Brian Sorem from Radixd did the taste test for me and declared it "refreshing, not too sweet and very natural tasting."
He also claimed he "felt a little smarter." Yeah!
I have to confess all that walking about with two bags, two laptops, recording device, and camera was really taking a toll on my back. That's when I stumbled upon nada-chair and Kreig Gaughenbaugh persuaded me give it a try.
It involves a couple of straps that loop around your knees and are connected to a back support that sits at the base of your back as you sit down. It's made of one piece of material and helps with posture and stability.
I sat with it on for about 15 minutes and while not quite ready to tackle the trapeze, I really felt it take the strain out of my lower back.
Inventor Victor Ross said he initially made it to help with sitting yoga positions but found that it works for any of the 80% of the population who suffer from some sort of back ailment.
He's been coming to Macworld for 20 years and said his biggest customer base is the computer worker tied to their desk.
"Our product might look geeky but it does the job and helps with all that back stress," said Victor.
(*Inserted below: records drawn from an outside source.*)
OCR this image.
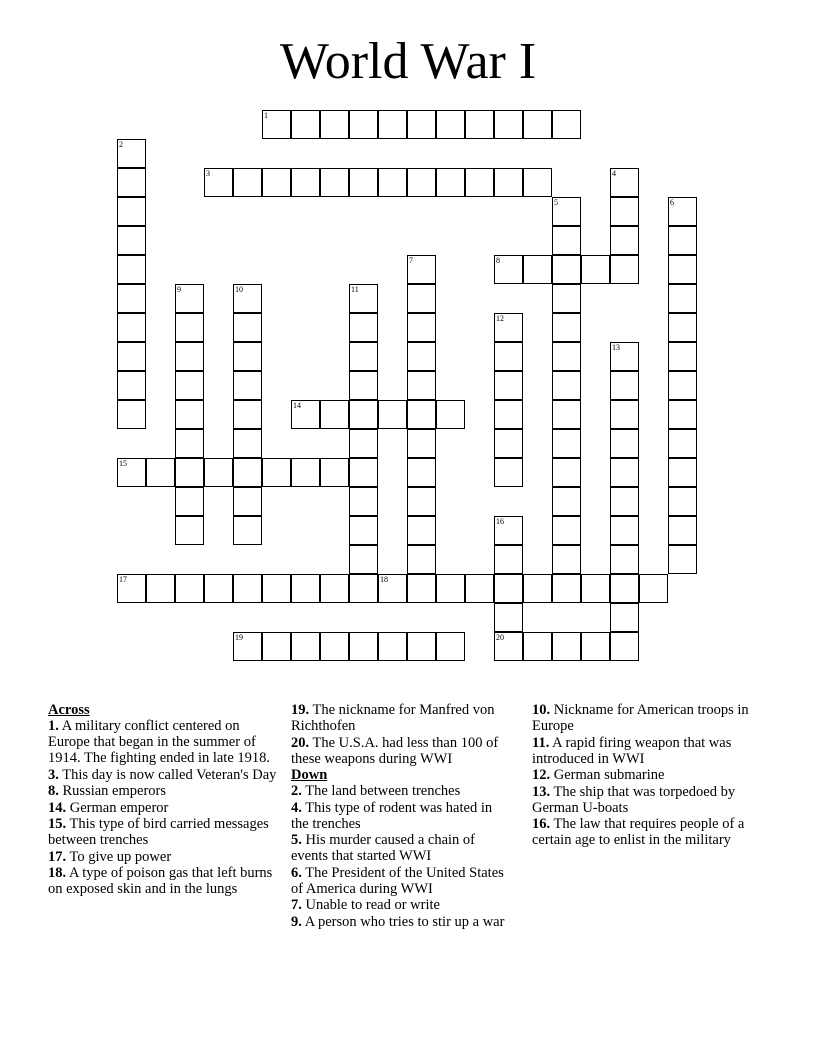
World War I
1
2
3	4
5	6
7	8
9	10	11
12
13
14
15
16
17	18
19	20
Across

1. A military conflict centered on Europe that began in the summer of 1914. The fighting ended in late 1918.

3. This day is now called Veteran's Day

8. Russian emperors

14. German emperor

15. This type of bird carried messages between trenches

17. To give up power

18. A type of poison gas that left burns on exposed skin and in the lungs

19. The nickname for Manfred von Richthofen

20. The U.S.A. had less than 100 of these weapons during WWI

Down

2. The land between trenches

4. This type of rodent was hated in the trenches

5. His murder caused a chain of events that started WWI

6. The President of the United States of America during WWI

7. Unable to read or write

9. A person who tries to stir up a war

10. Nickname for American troops in Europe

11. A rapid firing weapon that was introduced in WWI

12. German submarine

13. The ship that was torpedoed by German U-boats

16. The law that requires people of a certain age to enlist in the military
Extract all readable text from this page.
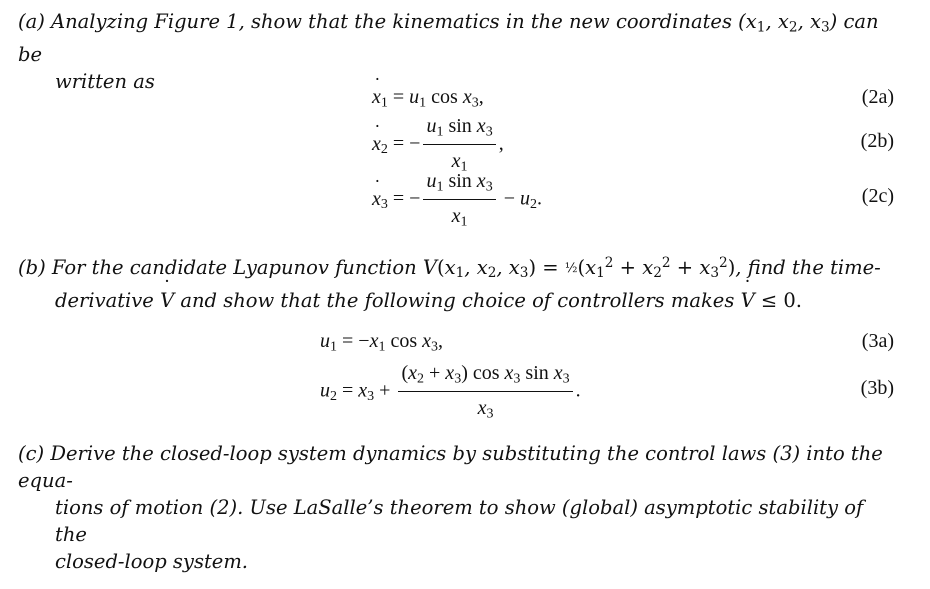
(a) Analyzing Figure 1, show that the kinematics in the new coordinates ($x_1$, $x_2$, $x_3$) can be
written as
˙ $x_1 = u_1$ $\cos x_3$,	(2a)
˙ $x_2$ = − $\frac{u_1 \sin x_3}{x_1}$ ,	(2b)
˙ $x_3$ = − $\frac{u_1 \sin x_3}{x_1} - u_2$.	(2c)
(b) For the candidate Lyapunov function $V(x_1$, $x_2$, $x_3$) = $\frac{1}{2}(x_1^2 + x_2^2 + x_3^2)$, find the time-
derivative ˙ V and show that the following choice of controllers makes ˙ V ≤ 0.
$u_1 = -x_1$ $\cos x_3$,	(3a)
$u_2 = x_3 + \frac{(x_2 + x_3) \cos x_3 \sin x_3}{x_3}$ .	(3b)
(c) Derive the closed-loop system dynamics by substituting the control laws (3) into the equa-
tions of motion (2). Use LaSalle’s theorem to show (global) asymptotic stability of the
closed-loop system.
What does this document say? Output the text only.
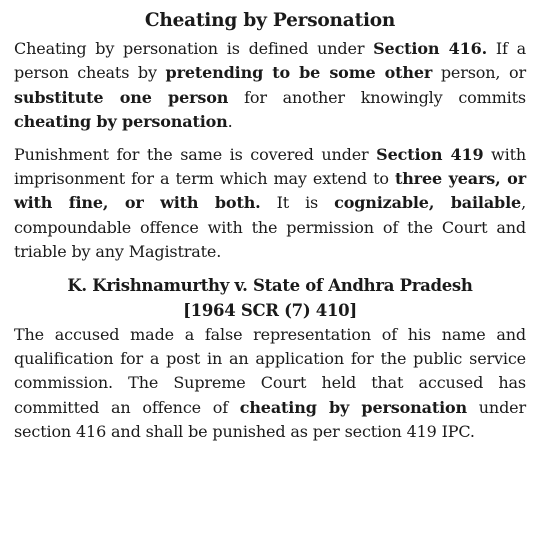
Cheating by Personation

Cheating by personation is defined under Section 416. If a person cheats by pretending to be some other person, or substitute one person for another knowingly commits cheating by personation.

Punishment for the same is covered under Section 419 with imprisonment for a term which may extend to three years, or with fine, or with both. It is cognizable, bailable, compoundable offence with the permission of the Court and triable by any Magistrate.

K. Krishnamurthy v. State of Andhra Pradesh

[1964 SCR (7) 410]

The accused made a false representation of his name and qualification for a post in an application for the public service commission. The Supreme Court held that accused has committed an offence of cheating by personation under section 416 and shall be punished as per section 419 IPC.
And yes it comes in other zingy colours besides black.
The great thing about Macworld is getting the chance to mingle with the community. Raines Cohen has been coming to the expo for 24 years. He is a diehard Mac man and started a Mac users group in Berkeley.
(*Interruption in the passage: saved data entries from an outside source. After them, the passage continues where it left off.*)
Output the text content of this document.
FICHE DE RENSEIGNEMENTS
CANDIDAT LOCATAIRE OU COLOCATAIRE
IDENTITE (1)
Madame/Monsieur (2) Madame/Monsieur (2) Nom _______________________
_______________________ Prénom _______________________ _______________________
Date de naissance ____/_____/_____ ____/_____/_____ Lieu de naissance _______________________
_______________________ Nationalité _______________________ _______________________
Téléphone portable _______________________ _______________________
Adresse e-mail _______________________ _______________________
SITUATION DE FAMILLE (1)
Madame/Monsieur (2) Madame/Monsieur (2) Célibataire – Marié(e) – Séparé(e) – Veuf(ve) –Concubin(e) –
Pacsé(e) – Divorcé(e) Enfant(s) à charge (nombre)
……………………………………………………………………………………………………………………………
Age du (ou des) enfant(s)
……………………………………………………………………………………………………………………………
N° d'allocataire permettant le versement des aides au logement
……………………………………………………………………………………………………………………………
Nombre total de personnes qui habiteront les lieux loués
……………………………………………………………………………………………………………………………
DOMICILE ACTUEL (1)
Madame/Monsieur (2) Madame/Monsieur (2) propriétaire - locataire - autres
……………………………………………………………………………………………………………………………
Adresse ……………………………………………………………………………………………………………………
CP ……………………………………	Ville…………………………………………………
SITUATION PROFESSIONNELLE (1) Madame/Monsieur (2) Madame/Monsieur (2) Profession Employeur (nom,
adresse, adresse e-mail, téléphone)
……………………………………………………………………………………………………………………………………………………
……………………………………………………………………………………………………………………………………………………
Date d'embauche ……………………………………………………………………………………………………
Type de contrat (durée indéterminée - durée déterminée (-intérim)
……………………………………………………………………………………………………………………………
Okay so he might not sound that different from a lot of the Mac faithful, but let me ask you how many of them dress up as a pirate?
Gotcha. Well Raines' reasons are environmentally driven. He told me he noticed "with the increase in temperatures there is a decrease in the number of pirates. So if there are more pirates out there, that should reduce global warming."
He wasn't able to explain the pirate skirt as opposed to breeches.
Anyway it's proof that one should not take life too seriously at all.
Free hugs and kisses
The best booth at the whole of Macworld was that manned by three teenagers.
Melissa Benzo, Kate Vasconcellos and Alex Little set out on a mission to spread some sunshine and happiness to the folks of Macworld. They had obviously heard about the keynote!
Alas it seemed the Mac faithful didn't want to be cheered up because they had only raised $3 by giving out kisses and attempts to give away free hugs were not whole heartedly embraced.
"We want to brighten everyone's day," declared an exuberant Alex.
"The world is so serious. Everyone at Macworld is so serious. We just want to make people happy."
Kate and Melissa agreed and said "we are having fun and it's all about the hugs."
We don't know if Phil Schiller paid them a visit.